15 mars 2012


Le harcèlement moral est, c’est une évidence, une forme de violence inacceptable dans le cadre de la relation de travail.

Les Juges, interprétant la loi, considèrent que le harcèlement moral est constitué, indépendamment de la volonté de son auteur, dès lors que sont caractérisés des agissements répétés ayant pour effet une dégradation des conditions de travail susceptible de porter atteinte aux droits et à la dignité du salarié, d’altérer sa santé physique ou mentale ou de compromettre son avenir professionnel (article L 1152-1 du Code du travail).

Bien que l’employeur ait juridiquement l’obligation de prendre toutes les mesures nécessaires en vue de prévenir de tels agissements, et qu’il doive agir sans délai dés lors qu’il est informé de l’existence d’une telle situation, il n’en demeure pas moins que la réalité est parfois quelque peu différente.
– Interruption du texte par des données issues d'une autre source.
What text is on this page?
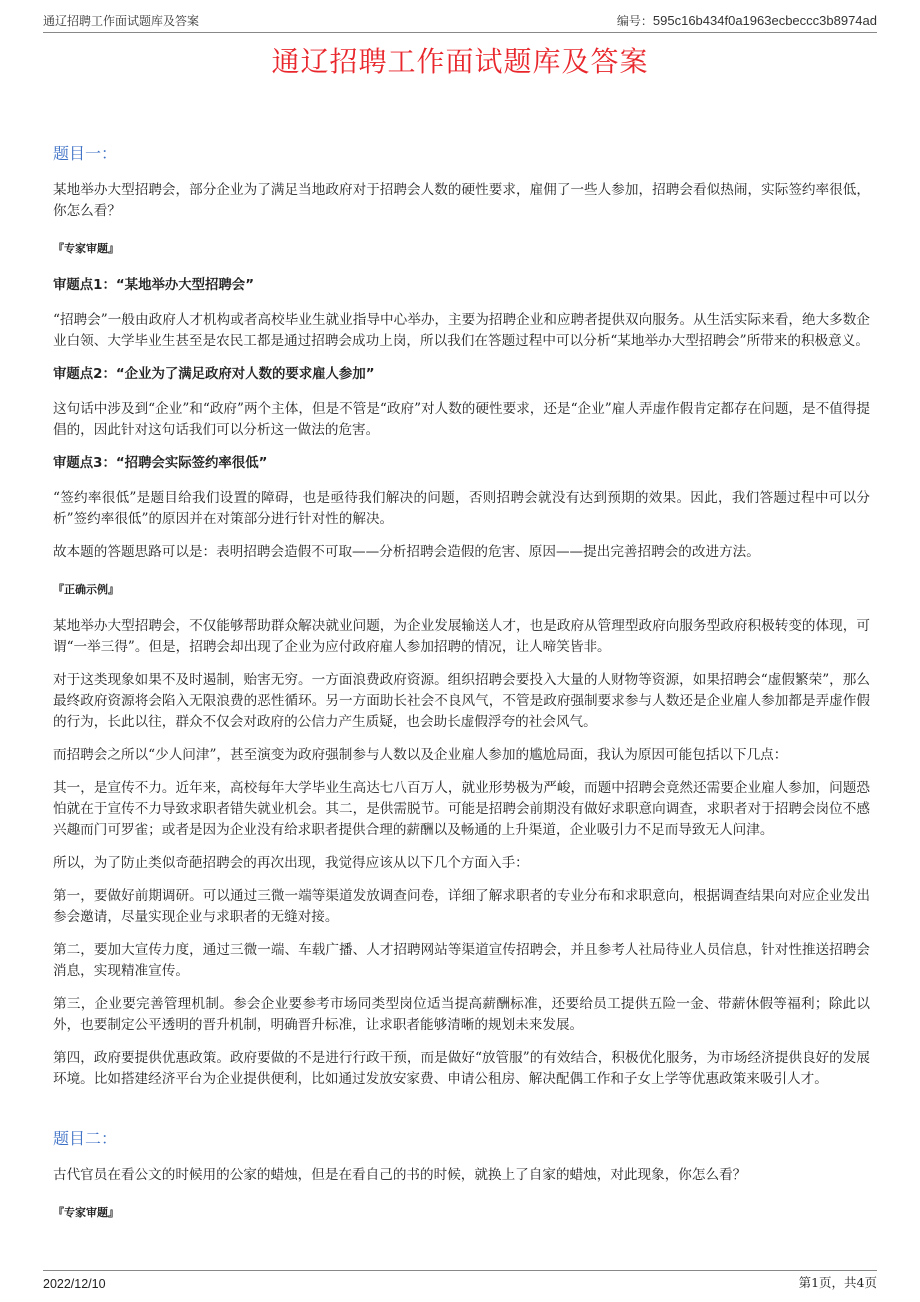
通辽招聘工作面试题库及答案	编号：595c16b434f0a1963ecbeccc3b8974ad
通辽招聘工作面试题库及答案
题目一：

某地举办大型招聘会，部分企业为了满足当地政府对于招聘会人数的硬性要求，雇佣了一些人参加，招聘会看似热闹，实际签约率很低，你怎么看？

『专家审题』
审题点1：“某地举办大型招聘会”

“招聘会”一般由政府人才机构或者高校毕业生就业指导中心举办，主要为招聘企业和应聘者提供双向服务。从生活实际来看，绝大多数企业白领、大学毕业生甚至是农民工都是通过招聘会成功上岗，所以我们在答题过程中可以分析“某地举办大型招聘会”所带来的积极意义。

审题点2：“企业为了满足政府对人数的要求雇人参加”

这句话中涉及到“企业”和“政府”两个主体，但是不管是“政府”对人数的硬性要求，还是“企业”雇人弄虚作假肯定都存在问题，是不值得提倡的，因此针对这句话我们可以分析这一做法的危害。

审题点3：“招聘会实际签约率很低”

“签约率很低”是题目给我们设置的障碍，也是亟待我们解决的问题，否则招聘会就没有达到预期的效果。因此，我们答题过程中可以分析”签约率很低”的原因并在对策部分进行针对性的解决。

故本题的答题思路可以是：表明招聘会造假不可取——分析招聘会造假的危害、原因——提出完善招聘会的改进方法。

『正确示例』

某地举办大型招聘会，不仅能够帮助群众解决就业问题，为企业发展输送人才，也是政府从管理型政府向服务型政府积极转变的体现，可谓“一举三得”。但是，招聘会却出现了企业为应付政府雇人参加招聘的情况，让人啼笑皆非。

对于这类现象如果不及时遏制，贻害无穷。一方面浪费政府资源。组织招聘会要投入大量的人财物等资源，如果招聘会“虚假繁荣”，那么最终政府资源将会陷入无限浪费的恶性循环。另一方面助长社会不良风气，不管是政府强制要求参与人数还是企业雇人参加都是弄虚作假的行为，长此以往，群众不仅会对政府的公信力产生质疑，也会助长虚假浮夸的社会风气。

而招聘会之所以“少人问津”，甚至演变为政府强制参与人数以及企业雇人参加的尴尬局面，我认为原因可能包括以下几点：

其一，是宣传不力。近年来，高校每年大学毕业生高达七八百万人，就业形势极为严峻，而题中招聘会竟然还需要企业雇人参加，问题恐怕就在于宣传不力导致求职者错失就业机会。其二，是供需脱节。可能是招聘会前期没有做好求职意向调查，求职者对于招聘会岗位不感兴趣而门可罗雀；或者是因为企业没有给求职者提供合理的薪酬以及畅通的上升渠道，企业吸引力不足而导致无人问津。

所以，为了防止类似奇葩招聘会的再次出现，我觉得应该从以下几个方面入手：

第一，要做好前期调研。可以通过三微一端等渠道发放调查问卷，详细了解求职者的专业分布和求职意向，根据调查结果向对应企业发出参会邀请，尽量实现企业与求职者的无缝对接。

第二，要加大宣传力度，通过三微一端、车载广播、人才招聘网站等渠道宣传招聘会，并且参考人社局待业人员信息，针对性推送招聘会消息，实现精准宣传。

第三，企业要完善管理机制。参会企业要参考市场同类型岗位适当提高薪酬标准，还要给员工提供五险一金、带薪休假等福利；除此以外，也要制定公平透明的晋升机制，明确晋升标准，让求职者能够清晰的规划未来发展。

第四，政府要提供优惠政策。政府要做的不是进行行政干预，而是做好“放管服”的有效结合，积极优化服务，为市场经济提供良好的发展环境。比如搭建经济平台为企业提供便利，比如通过发放安家费、申请公租房、解决配偶工作和子女上学等优惠政策来吸引人才。

题目二：

古代官员在看公文的时候用的公家的蜡烛，但是在看自己的书的时候，就换上了自家的蜡烛，对此现象，你怎么看？

『专家审题』
2022/12/10	第1页，共4页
Il n’est en effet pas rare qu’un salarié qui se plaint de harcèlement moral soit considéré avec la plus grande suspicion par son employeur.

Cela peut même conduire à son licenciement au motif qu’après vérification, l’employeur estime que le harcèlement n’est pas avéré et que le fait de proférer de telles allégations sans fondement empêche la poursuite de la relation de travail.

On comprend qu’à ce régime, et au regard de la menace qui pèse sur eux, les salariés victimes de ces agissements puissent avoir des hésitations à les dénoncer…

Afin de prévenir cette difficulté, la Cour de cassation a d’abord jugé que le fait qu’un salarié qui relate des faits de harcèlement moral, ne pouvait, sauf mauvaise foi de sa part, justifier son licenciement, lequel est par voie de conséquence nul (Cass. soc 10 mars 2009 n° 07-44092).

Ce n’est donc que lorsqu’un salarié agit de mauvaise foi en se prétendant victime d’un tel traitement que son licenciement peut être licite.

Restait à définir la mauvaise foi, qui peut pour le moins être sujette à interprétation…

C’est ce que vient de faire la Cour de cassation en jugeant que la mauvaise foi ne peut résulter que de la connaissance par le salarié de la fausseté des faits qu’il dénonce (Cass. soc 7 février 2012 n° 10-18035).

Voilà une précision utile qui confine à de strictes limites la mauvaise foi dans ce domaine.